Obviously some kind of balance has to be struck. It cannot be all redistribution, nor can it be all innovation. But without innovation there will be nothing to redistribute. The effect of innovation can be quite dramatic.
One of the small towns near the Dannemora State Prison made notorious by the recent jail break is Lake Saranac. It was once the tuberculosis treatment center of the United States. “Between 1873 and 1945, Saranac Lake, New York became a world-renowned center for the treatment of tuberculosis, using a treatment that involved exposing patients to as much fresh air as possible under conditions of complete bed-rest. In the process, a specific building type, the ‘Cure Cottage'”.

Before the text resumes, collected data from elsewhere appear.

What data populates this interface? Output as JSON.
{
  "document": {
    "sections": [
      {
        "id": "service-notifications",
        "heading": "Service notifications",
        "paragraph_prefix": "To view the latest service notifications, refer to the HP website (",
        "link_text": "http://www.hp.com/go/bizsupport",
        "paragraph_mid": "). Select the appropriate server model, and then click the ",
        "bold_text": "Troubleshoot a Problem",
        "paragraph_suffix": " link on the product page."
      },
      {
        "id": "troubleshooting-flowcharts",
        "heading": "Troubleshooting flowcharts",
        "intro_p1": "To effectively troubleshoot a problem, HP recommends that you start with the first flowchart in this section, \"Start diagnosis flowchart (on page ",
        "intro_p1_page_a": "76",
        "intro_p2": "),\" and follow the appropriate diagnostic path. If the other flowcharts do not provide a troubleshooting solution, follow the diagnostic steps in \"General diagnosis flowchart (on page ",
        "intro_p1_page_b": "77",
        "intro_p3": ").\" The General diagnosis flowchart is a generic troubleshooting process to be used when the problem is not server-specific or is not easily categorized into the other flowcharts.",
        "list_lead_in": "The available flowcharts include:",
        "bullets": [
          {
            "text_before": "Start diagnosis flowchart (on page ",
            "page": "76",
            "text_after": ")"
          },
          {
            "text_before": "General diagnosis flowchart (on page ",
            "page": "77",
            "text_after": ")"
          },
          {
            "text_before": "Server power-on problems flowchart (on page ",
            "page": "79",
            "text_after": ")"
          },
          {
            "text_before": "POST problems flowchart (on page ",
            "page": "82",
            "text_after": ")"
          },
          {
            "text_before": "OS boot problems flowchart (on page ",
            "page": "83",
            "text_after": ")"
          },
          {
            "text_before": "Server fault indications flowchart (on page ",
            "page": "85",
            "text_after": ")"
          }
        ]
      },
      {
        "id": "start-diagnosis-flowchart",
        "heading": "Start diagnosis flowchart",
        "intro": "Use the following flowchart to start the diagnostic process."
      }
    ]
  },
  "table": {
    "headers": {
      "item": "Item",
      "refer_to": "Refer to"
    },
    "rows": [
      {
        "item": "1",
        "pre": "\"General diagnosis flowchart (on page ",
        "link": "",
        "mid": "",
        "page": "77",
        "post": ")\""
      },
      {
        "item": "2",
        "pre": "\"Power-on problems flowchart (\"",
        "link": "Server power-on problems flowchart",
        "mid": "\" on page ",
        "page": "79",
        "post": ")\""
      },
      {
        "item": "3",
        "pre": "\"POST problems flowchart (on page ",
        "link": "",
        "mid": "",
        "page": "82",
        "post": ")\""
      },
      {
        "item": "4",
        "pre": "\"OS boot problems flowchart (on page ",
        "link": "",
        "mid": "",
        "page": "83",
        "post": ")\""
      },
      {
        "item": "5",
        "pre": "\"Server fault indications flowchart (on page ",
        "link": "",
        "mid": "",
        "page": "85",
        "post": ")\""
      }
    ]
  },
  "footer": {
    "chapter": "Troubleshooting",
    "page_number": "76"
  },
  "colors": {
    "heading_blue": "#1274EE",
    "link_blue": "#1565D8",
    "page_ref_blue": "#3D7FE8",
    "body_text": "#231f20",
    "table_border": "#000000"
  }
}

Philippine president Manuel Quezon, who suffered from tuberculosis died there in 1944. “Quezón suffered from tuberculosis and spent his last years in hospitals, as at a Miami Beach Army hospital in April 1944. That summer, he was at a “cure cottage” in Saranac Lake, New York, where he died on August 1, 1944.” It was state of the art for 1943. For those who could afford it the best bet was to go than Lake Saranac. There were similar sanatoria in Europe, such as in Davos, the site of Thomas Mann’s novel Magic Mountain. But even the best 1943 state of the art treatment was of limited effectiveness.
Then in 1944 streptopmycin was invented, revolutionizing the treatment for tuberculosis. By the mid 1950s the cottages were gone.
You can tour the cottages today and visit the rooms which patients had to occupy for years. It’s now something of a museum, an artifact of outdated technology. “At the height of need, half of all Saranac Lake residences were caring for tuberculosis patients. In the early days, this was as simple as providing meals, housekeeping, and porch space for patients. But as the treatment was studied and refined, doctors collaborated with architects to develop the elements which had proven themselves to be important to the patient’s progress. Windows were expanded and screened, railings were solidified to block the wind, and doors were widened to allow patients in all stages of mobility to go in and out of doors as needed.”
Lake Saranac was, as the tour site explains, the “model of a caring, and curing, community”. If good intentions could restore health, then no one would have failed to get better. Yet the fact remained that the cure cottages were ultimately an ineffective approach. The benefits from a single innovation did more good for tuberculosis than all the cure cottages in the world.
In a manner of speaking the philosophical difference between the two doctors reflects the debate within the larger society. It mirrors the relative priorities between the Left and the Conservatives. It illustrates the irony of the nomenclature. The Left likes to think of itself as being on the side of the future. And Conservatives often identify themselves with the preservation of traditional values. But the relative emphasis each puts on freedom and innovation often reverses these qualifiers. In a very real sense the Left is also the party of the past and Conservatives, because of their fondness for laxer state control, are very often the party of the future.